There’s still a Cocozelle summer squash at one end of the bed.  This squash was seeded on July 1, after I removed the previous squash.  At the rate it’s growing it should produce in about two weeks, that is unless it succumbs to disease.  It’s the third Cocozelle that’s been grown in that space this season.  Considering how fast a summer squash will grow, I see no reason why they cannot be seeded at intervals to work around the borer, at least until August.

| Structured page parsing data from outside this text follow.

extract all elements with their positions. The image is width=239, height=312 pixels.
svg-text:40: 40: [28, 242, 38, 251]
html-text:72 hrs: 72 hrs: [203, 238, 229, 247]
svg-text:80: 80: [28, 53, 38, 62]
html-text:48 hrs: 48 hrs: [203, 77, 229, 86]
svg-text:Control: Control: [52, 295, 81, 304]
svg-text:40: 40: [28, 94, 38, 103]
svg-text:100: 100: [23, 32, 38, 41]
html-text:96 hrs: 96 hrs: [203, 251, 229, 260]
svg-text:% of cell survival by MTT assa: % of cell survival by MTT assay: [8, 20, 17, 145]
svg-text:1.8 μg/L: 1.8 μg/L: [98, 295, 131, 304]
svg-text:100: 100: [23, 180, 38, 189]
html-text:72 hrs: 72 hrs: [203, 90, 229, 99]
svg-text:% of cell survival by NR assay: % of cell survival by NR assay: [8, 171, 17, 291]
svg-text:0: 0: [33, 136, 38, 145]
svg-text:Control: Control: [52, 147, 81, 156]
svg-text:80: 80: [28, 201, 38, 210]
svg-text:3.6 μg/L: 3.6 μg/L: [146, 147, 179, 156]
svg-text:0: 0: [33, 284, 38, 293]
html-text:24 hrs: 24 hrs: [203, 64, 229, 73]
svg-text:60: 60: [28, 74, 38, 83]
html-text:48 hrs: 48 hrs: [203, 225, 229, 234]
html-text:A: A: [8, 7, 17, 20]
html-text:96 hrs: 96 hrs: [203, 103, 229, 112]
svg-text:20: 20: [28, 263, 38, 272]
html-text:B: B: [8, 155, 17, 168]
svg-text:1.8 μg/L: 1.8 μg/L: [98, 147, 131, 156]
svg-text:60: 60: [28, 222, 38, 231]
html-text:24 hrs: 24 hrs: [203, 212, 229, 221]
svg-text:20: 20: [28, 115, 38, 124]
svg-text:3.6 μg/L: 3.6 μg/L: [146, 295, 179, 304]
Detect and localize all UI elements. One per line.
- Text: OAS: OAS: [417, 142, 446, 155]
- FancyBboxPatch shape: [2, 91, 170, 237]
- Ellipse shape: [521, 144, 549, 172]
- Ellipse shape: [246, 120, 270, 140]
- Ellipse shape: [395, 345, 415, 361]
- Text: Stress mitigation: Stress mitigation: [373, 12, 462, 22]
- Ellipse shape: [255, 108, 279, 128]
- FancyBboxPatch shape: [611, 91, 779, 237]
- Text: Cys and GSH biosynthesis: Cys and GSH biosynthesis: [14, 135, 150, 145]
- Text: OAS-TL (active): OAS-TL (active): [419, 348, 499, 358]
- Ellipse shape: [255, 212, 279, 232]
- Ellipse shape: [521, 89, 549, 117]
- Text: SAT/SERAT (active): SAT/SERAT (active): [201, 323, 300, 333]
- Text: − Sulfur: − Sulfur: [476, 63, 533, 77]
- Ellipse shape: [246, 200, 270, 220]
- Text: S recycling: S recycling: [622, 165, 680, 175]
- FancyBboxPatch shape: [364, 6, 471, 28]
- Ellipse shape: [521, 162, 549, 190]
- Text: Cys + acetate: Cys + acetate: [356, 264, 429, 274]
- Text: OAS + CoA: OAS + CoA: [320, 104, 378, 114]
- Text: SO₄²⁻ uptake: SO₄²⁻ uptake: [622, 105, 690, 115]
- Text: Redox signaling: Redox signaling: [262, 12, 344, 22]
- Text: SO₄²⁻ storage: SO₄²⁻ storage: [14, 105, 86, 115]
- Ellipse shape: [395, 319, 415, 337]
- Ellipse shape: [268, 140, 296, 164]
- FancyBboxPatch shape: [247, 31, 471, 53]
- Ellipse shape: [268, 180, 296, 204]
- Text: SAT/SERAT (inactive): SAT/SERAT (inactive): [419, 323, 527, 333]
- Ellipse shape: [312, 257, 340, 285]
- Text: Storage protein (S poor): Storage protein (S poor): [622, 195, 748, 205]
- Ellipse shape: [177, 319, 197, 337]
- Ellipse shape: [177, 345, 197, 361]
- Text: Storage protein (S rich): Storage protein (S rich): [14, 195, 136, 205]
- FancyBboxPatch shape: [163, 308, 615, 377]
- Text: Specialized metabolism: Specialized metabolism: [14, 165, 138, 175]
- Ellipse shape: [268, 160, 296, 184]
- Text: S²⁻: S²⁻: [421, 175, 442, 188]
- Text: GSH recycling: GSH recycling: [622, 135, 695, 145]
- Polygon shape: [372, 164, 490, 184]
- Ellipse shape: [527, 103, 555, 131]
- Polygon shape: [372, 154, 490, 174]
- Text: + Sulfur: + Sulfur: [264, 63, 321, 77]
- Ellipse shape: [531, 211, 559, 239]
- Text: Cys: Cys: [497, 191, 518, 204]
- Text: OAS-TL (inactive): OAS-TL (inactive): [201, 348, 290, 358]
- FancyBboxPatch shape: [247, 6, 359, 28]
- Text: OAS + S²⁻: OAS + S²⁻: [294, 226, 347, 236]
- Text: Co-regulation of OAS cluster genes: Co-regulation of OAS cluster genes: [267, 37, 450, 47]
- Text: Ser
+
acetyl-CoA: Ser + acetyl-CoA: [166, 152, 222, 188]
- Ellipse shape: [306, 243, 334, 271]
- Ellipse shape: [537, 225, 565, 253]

I’ve got lots of snap beans growing now and can’t wait until I get some beans.  The front bed has a patch of Provider beans, some Parade scallions and Danvers carrots.  I had to put the cages back on since the rabbits had discovered the earlier patch of beans.  The bed in back has the tomatoes and peppers.  Finally some tomatoes are ripening.  I haven’t picked any tomatoes since mid-July after the heat and blossom end rot stopped them.  The pepper plants are thick with small peppers.  Looks like I’ll get to make some salsa before long.   
  
The front bed in this pic has more beans, Roma and Dragon Langerie.  They were seeded about three weeks after the beans in the above pic.  The middle bed is the squash bed, and the back bed is the brassica bed where brussell sprouts and cucumbers are growing.   I should start some kale and chinese cabbage soon if I could get motivated, but considering the weather it doesn’t make a lot of sense.  It’s still in the 90’s nearly every day. 

The parsnip and okra are doing great.  I tried Lancer parsnip this year instead of the old Harris Model.  The okra is Red Burgundy.  Beautiful plant but it doesn’t produce as well as the Clemson Spineless.  Carrots were planted at the end.  The back bed was the potato bed, and I just pulled up the last potatoes a few days ago.  I planted the entire bed in beans.  Since the Japanese beetle is scarce this year I thought I’d see if pole beans planted in late July could produce before the frost.  Can’t hurt, right?  So I took one of the cages and hung it on the fence posts for a six foot high cage and planted Kentucky Wonder beans at the base.